In order to illustrate this subject, we are interested in two different historical sources which inform us about these aspects. Firstly, the notarial protocols of Jaume Salvador in the Kingdom of Valencia Archive, whose customers were, in many cases, foreign merchants, and the notaries Jaume Casanova and Johan Montfort from the Archive of the Patriarch. Moreover, we have studied the records of the new dwellers in the City Archive. These three archives keep several testaments and contracts that report about the business and life of the people from the Cantabrian town-ports.
City and newcomers: case study on Šibenik in 15th century
Ante Birin (Croatian Institute of History)

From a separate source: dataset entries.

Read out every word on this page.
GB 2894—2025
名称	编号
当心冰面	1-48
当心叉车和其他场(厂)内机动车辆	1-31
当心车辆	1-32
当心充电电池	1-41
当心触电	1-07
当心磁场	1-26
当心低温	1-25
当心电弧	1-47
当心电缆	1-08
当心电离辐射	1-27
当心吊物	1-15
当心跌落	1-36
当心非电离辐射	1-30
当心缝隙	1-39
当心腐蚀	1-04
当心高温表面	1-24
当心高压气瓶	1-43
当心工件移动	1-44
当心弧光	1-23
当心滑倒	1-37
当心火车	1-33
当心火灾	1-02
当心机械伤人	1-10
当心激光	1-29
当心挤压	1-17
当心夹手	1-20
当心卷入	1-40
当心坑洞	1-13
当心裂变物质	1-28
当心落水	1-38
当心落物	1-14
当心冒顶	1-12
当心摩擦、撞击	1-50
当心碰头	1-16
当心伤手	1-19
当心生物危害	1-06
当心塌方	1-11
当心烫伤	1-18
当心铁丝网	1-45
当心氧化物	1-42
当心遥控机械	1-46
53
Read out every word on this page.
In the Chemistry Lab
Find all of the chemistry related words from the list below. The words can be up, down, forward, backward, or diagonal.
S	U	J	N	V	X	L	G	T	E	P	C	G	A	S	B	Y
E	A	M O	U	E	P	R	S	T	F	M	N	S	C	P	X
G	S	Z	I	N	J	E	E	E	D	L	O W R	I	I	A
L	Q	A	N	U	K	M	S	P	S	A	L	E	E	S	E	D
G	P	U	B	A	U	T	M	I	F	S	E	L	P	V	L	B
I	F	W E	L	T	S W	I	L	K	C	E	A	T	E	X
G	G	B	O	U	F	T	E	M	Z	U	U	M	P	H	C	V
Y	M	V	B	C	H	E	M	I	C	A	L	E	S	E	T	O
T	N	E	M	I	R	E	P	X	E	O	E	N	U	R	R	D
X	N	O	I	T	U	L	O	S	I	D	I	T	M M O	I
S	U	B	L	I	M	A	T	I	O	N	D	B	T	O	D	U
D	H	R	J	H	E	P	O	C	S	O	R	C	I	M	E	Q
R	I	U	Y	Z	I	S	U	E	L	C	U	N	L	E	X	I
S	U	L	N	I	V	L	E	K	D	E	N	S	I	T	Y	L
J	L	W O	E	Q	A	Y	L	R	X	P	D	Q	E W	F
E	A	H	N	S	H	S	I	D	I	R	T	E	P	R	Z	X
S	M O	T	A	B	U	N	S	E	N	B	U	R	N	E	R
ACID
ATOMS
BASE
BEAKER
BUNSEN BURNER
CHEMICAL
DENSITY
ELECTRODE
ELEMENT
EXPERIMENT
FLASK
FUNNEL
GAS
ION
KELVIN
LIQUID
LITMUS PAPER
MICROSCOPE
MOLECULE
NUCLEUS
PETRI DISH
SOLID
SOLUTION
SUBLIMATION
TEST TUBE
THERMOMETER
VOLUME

Middle Ages, Dalmatia, Foreigners
The flow of goods and men which since the beginning of the period of the High Middle Ages became more intense on the eastern coast of Adriatic used to cause, among other things, more frequent arrivals of foreigners into Dalmatian towns, into Šibenik too. Following given trade routes, they were, for a shorter or longer time, directly involved in the social and economic life of the city, becoming its inhabitants (habitatores). From previous studies, it is known that most of these newcomers were from the hinterland area of the Dalmatian cities and that they mostly satisfied communal needs for labour force. Newcomers from the neighbouring Dalmatian towns as well as from Italian cities were mostly officials, soldiers, artisans and traders, i.e. those whose political, economic or social activities were fitting into the development of the commune, therefore easily fitting into host society. This study, primarily based on archival documents of Sibenik’s notaries, would explore from which cities and areas newcomers mainly used to come into Šibenik, what their professions were, for how long they used to stay, what financial statuses they had, what kinds of family structures and relationships with the locals they used to establish, which types of properties (houses, lands) and ownership (permanent or long-term possession, lease) they used to acquire, etc. Such an exploring would ultimately allow a comparative analysis of the socio-economic development of Šibenik with development of other urban centres on the east coast of the Adriatic Sea and on the Apennine peninsula, also in wider region.